Nick was also proven wrong. “Now I’m gonna manipulate [Christian], because if he’s convinced he’s got the Mason-Dixon back together, that’s just gonna make it that much easier to blindside him,” he said after the conversation with Christian on the beach. Initially, this looked bad for Christian, that he was buying what Nick was selling, but the idol play showed us that Christian ultimately didn’t believe Nick. Therefore, Nick’s manipulation didn’t work and it wasn’t easy to blindside the Robot Scientist.
That covers most of the negatives for Nick, now, onto the positives. Back in Episode 8, at Tribal Council, Nick talked about how Survivor is a game of “give and take,” it’s a theme which has cropped up a few times throughout the season. That came back in a big way at the loved one’s reward when Nick’s dad straight up said: “It ain’t about what you have or what you don’t have, it’s about what you give.” That sort of ties in with why Nick was so offended by Christian’s betrayal. In Nick’s eyes, he had given up his advantages to save Christian and got nothing in return. Nick also gave to Davie, bringing him on the reward because of a promise he’d made earlier in the game.
There is certainly a way you could reframe Nick’s edit as a player who has given a lot throughout the season. He wanted Lyrsa out at that first David Tribal Council, but in the end, he gave up Jessica, the person Christian and Gabby wanted out. He wanted Angelina out in Episode 6, but again, he gave up Lyrsa in order to move forward with Angelina and Mike, an alliance which may now be paying dividends. We’ve also seen him share advantages and give up information for his fellow alliance members. If the “give and take” theme is important, then that does put Nick in better standing than one might have originally thought.

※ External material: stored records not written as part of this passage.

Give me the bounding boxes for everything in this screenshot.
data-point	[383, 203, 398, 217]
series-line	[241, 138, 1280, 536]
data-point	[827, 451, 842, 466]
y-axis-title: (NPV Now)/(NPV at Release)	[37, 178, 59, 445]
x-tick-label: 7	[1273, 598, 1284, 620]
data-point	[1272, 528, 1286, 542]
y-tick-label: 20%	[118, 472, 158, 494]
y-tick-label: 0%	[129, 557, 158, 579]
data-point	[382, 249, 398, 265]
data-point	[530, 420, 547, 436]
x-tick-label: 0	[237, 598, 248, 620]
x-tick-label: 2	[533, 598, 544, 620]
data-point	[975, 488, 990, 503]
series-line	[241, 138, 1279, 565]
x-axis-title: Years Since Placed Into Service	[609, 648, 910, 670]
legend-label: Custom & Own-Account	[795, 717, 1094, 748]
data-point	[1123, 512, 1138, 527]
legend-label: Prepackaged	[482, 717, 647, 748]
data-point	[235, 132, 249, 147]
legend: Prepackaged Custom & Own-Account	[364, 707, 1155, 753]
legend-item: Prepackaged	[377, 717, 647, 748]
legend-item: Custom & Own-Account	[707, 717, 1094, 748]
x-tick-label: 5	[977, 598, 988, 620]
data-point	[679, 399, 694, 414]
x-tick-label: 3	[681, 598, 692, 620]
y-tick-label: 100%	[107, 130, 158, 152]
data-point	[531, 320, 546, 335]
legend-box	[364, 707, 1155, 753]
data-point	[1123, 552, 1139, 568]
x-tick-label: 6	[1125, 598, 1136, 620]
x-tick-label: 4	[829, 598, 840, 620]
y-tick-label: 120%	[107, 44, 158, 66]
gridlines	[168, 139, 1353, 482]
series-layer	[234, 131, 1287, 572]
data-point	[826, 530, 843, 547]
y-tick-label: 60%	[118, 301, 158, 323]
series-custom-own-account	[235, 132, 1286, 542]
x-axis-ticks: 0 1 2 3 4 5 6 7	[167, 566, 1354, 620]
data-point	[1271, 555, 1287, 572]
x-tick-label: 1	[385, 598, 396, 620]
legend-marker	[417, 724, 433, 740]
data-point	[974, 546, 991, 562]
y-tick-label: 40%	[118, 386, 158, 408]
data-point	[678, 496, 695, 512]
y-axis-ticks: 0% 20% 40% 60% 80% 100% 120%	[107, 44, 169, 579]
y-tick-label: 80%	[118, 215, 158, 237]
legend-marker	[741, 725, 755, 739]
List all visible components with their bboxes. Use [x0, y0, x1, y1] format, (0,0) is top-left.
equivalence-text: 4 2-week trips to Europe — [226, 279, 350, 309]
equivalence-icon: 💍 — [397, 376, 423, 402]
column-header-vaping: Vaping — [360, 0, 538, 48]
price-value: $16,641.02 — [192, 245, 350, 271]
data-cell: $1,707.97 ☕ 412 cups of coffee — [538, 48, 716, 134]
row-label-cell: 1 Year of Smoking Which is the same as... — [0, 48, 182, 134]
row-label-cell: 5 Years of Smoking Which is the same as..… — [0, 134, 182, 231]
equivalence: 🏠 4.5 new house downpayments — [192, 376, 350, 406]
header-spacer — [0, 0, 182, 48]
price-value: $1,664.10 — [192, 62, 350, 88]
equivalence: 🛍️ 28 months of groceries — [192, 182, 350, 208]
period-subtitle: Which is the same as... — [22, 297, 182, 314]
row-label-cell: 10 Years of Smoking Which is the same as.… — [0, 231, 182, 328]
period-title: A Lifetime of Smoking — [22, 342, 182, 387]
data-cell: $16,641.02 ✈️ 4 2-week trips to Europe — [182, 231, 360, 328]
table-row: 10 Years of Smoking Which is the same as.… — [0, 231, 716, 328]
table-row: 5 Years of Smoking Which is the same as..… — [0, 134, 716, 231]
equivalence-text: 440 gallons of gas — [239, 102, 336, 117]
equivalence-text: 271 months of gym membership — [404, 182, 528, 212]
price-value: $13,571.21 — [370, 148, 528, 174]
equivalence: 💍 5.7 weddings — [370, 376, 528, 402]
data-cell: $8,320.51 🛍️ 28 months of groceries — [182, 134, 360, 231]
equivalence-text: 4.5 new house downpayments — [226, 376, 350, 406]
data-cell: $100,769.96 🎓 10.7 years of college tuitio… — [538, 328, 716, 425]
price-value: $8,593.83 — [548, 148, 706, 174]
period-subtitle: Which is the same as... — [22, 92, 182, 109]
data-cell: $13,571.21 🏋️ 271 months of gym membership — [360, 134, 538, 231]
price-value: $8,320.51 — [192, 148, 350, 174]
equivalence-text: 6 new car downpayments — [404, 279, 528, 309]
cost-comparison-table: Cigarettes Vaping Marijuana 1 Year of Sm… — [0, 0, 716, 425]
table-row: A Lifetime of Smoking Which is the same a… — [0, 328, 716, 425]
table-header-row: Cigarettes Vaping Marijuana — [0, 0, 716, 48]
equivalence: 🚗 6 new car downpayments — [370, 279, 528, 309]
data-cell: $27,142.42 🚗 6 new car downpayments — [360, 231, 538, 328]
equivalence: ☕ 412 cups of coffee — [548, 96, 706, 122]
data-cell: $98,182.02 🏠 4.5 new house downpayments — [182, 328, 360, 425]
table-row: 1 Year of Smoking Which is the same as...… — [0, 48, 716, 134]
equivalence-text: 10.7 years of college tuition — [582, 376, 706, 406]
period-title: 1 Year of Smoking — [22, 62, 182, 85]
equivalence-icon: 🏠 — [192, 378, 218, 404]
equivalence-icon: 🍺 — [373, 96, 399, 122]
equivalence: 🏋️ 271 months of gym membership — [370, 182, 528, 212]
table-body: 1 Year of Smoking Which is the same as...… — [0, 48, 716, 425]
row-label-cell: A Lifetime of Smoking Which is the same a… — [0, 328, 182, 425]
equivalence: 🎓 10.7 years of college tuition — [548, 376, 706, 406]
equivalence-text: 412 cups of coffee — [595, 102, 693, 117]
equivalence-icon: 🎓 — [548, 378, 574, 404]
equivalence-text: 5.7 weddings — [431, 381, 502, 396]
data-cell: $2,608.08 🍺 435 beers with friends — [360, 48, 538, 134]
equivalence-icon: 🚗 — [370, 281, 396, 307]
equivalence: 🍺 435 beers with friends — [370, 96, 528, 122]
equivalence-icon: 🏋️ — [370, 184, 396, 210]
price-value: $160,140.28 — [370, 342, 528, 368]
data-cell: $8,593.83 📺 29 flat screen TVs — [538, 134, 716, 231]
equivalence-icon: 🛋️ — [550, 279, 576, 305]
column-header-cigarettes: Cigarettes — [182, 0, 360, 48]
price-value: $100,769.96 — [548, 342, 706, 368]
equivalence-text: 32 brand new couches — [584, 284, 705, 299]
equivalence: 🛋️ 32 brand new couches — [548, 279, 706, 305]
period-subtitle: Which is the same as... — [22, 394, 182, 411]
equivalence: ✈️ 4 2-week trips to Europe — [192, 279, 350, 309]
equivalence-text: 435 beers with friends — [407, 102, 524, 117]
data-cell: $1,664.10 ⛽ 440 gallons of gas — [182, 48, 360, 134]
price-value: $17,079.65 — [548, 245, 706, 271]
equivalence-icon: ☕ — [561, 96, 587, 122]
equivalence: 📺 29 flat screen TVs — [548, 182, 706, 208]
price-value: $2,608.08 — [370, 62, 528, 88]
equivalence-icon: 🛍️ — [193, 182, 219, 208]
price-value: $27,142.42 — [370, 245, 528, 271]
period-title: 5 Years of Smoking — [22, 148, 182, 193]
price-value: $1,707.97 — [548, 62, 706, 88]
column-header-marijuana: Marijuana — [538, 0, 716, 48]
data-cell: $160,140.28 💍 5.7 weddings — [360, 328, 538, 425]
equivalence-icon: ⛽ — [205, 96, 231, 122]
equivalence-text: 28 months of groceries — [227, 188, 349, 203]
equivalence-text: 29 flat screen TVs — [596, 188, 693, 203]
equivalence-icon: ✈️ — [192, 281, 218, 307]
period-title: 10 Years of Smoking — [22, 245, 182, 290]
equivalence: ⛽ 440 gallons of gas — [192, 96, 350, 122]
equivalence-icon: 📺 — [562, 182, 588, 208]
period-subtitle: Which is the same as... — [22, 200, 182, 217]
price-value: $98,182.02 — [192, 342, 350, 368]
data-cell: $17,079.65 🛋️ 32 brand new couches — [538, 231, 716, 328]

Then, of course, we have the Final 4 deal. Nick told his dad that the crew on the boat (himself, Angelina, Davie, and Mike) could be the “final four.” He didn’t get a confessional following up on this, but he was part of the group scene toasting to this new alliance. What is interesting is that Davie, who wasn’t on board with the plan, brought up the Jabeni tribe. As I said earlier, back at that Episode 6 vote, there was a weird emphasis both at camp and at Tribal about how that vote was going to have a huge impact and shape the rest of the game. It felt weirdly hyperbolic, but all three are still in the game and have now just formed a final alliance, so perhaps it is important.
It’s also noteworthy that the Rock Stars alliance was mentioned again. I’ve criticized Nick’s edit recently for the inconsistency of his relationships, and the disintegration of the Rock Stars was one of his major flaws. The alliance just broke apart with no real explanation or focus. You could say that it suddenly popping back up speaks to that inconsistency, but given that I didn’t expect to hear about it again, it’s reappearance does seem to suggest at least some significance. Also, these final alliances that are made within the last few episodes do often bear fruit (Dom/Laurel/Wendell made it to FTC, Chrissy/Devon/Ryan made it to F4, Jeremy/Spencer/Tasha made it to FTC, Mike/Carolyn/Will made it to FTC, Gervase/Monica/Tyson made it to FTC, etc). It’s not an exact science, but there have been a lot of examples.
What I’m looking for from Nick now is how he’ll react upon returning to camp next week. Is his arc going to continue down this path of “butthurt betrayed victim that is hellbent on revenge”? Or will he reign that back in, put aside his differences with Christian and focus on the game? If it’s the former, then I don’t see that narrative translating into a win. If it’s the latter, then perhaps I’ve overlooked the “give and take” theme and how important it is to the season and specifically Nick’s story.